Give very careful consideration to the person or persons you wish to appoint as your Personal Representative(s). They have a big responsibility--and broad powers--in managing your assets after you die. It is important that the people you choose be those you can rely on. Your Personal Representative has a fiduciary responsibility--a legal obligation as an agent--to represent the best interests of your estate. Your Personal Representative is responsible for probating your Will--that is, to petition the probate court and admit your Will to the court. Your Personal Representative will need to give notice to your heirs and beneficiaries, take inventory of estate assets, contact creditors and debtors, and pay debts and taxes. There may also be non-probate issues that your Personal Representative will need to address along the way, such as contacting banks, mortgage lenders, insurance companies, utilities, funeral home, Social Security, the VA, and others.
After you have finished the initial interview, and you have chosen to retain the services of your attorney, you may have questions or concerns later on, or perhaps some information to add or changes to make. That's OK--feel free to contact your attorney to help "fill in the blanks." Similarly, your attorney may need additional information or perhaps some clarification as your Will is being prepared, and he or she may contact you with questions. Your attorney may provide draft copies of your Will as it is in-process, so that you can review it to make sure everything is correct.

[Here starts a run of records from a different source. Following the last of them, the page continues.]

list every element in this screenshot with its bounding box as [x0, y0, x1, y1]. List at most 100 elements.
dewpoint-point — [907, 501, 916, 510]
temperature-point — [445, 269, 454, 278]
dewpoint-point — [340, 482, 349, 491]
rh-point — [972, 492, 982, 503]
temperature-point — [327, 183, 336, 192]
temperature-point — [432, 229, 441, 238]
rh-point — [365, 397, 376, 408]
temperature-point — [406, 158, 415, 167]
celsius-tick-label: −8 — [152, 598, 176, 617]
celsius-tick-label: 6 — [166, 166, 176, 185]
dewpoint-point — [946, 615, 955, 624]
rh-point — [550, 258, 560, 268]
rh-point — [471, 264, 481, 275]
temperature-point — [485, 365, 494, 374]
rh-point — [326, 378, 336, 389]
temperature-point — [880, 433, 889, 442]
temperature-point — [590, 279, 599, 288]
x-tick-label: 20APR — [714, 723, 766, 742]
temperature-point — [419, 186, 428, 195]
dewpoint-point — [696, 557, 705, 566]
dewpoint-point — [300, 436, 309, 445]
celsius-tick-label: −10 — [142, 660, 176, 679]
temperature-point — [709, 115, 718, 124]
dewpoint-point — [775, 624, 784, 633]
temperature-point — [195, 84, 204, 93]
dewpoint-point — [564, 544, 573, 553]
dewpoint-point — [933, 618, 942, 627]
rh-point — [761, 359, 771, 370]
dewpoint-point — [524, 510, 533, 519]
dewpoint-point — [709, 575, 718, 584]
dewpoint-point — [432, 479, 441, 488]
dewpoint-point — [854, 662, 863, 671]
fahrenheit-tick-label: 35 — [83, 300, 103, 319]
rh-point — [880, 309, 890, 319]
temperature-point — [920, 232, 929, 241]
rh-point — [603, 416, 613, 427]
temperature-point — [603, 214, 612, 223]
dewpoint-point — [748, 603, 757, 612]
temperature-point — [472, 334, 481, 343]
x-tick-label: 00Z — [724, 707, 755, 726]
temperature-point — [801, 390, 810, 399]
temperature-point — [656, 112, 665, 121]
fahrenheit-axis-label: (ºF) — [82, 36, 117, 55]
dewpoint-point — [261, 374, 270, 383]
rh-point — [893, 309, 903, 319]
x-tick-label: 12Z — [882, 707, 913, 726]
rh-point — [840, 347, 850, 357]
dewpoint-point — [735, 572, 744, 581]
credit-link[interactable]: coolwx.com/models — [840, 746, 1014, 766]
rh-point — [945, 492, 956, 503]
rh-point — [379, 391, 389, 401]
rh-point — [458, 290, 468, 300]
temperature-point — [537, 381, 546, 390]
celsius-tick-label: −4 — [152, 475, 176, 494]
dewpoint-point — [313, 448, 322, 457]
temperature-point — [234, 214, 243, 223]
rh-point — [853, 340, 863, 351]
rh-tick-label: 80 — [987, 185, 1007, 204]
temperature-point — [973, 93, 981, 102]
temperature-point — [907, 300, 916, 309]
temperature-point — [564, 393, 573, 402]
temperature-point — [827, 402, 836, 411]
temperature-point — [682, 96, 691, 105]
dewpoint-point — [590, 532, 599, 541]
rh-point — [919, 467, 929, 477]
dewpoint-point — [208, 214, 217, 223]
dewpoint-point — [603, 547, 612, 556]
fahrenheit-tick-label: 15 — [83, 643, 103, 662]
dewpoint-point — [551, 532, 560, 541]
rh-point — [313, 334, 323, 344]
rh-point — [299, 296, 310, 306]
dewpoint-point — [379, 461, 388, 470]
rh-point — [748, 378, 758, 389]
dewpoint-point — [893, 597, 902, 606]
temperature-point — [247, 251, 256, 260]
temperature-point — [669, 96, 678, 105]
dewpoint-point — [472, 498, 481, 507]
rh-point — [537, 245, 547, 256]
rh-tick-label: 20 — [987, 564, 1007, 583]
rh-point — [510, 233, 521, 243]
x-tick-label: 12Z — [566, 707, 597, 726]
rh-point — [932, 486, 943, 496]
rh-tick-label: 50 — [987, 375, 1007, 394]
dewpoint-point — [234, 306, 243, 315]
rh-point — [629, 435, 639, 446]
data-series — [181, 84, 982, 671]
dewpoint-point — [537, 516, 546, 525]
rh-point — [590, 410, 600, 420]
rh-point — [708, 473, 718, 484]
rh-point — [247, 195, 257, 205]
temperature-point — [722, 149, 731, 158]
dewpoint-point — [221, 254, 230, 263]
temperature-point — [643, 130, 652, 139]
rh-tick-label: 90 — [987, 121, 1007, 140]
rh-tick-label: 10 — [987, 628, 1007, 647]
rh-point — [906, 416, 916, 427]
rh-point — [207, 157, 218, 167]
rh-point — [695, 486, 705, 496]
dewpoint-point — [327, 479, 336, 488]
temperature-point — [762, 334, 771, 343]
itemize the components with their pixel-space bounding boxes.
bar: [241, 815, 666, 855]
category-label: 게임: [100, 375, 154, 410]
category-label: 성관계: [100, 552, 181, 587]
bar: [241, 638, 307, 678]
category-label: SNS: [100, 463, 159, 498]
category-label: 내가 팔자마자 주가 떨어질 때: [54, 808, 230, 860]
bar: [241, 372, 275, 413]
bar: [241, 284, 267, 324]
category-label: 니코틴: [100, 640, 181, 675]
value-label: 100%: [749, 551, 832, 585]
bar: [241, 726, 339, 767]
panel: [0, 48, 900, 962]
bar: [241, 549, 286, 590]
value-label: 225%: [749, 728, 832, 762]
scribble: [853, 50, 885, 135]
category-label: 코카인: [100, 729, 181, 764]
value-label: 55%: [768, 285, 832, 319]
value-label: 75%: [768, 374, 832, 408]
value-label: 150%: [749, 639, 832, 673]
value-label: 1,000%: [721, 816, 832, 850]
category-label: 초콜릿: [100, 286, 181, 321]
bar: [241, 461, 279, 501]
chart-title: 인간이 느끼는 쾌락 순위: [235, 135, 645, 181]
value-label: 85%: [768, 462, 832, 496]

Once your attorney has prepared a Will document that meets your expectations, the next step is to execute it. Under Minnesota law, this requires that the testator sign the document, and that your act of signing be witnessed by two competent persons over 18 years of age (those two witnesses will also sign the Will). If the Will is self-proved (the testator and witnesses sign a sworn affidavit of validity which is incorporated into the Will), then the Will must also be notarized. The Notary Public must be present to witness everyone's signatures and add his or her signature and Notary seal. Thus, the testator, the two witnesses and the Notary Public must all be in the same place during the entire execution process. It is important that none of your heirs or Personal Representatives stand in as witnesses, to avoid any appearance of undue influence or possible conflict of interest. The execution typically takes just a few minutes. After this process is complete, you will have your executed and legally-binding Basic Will.
A good estate planning attorney can help you get started with a plan, tailored to your wishes and needs, that will help protect your property for your loved ones.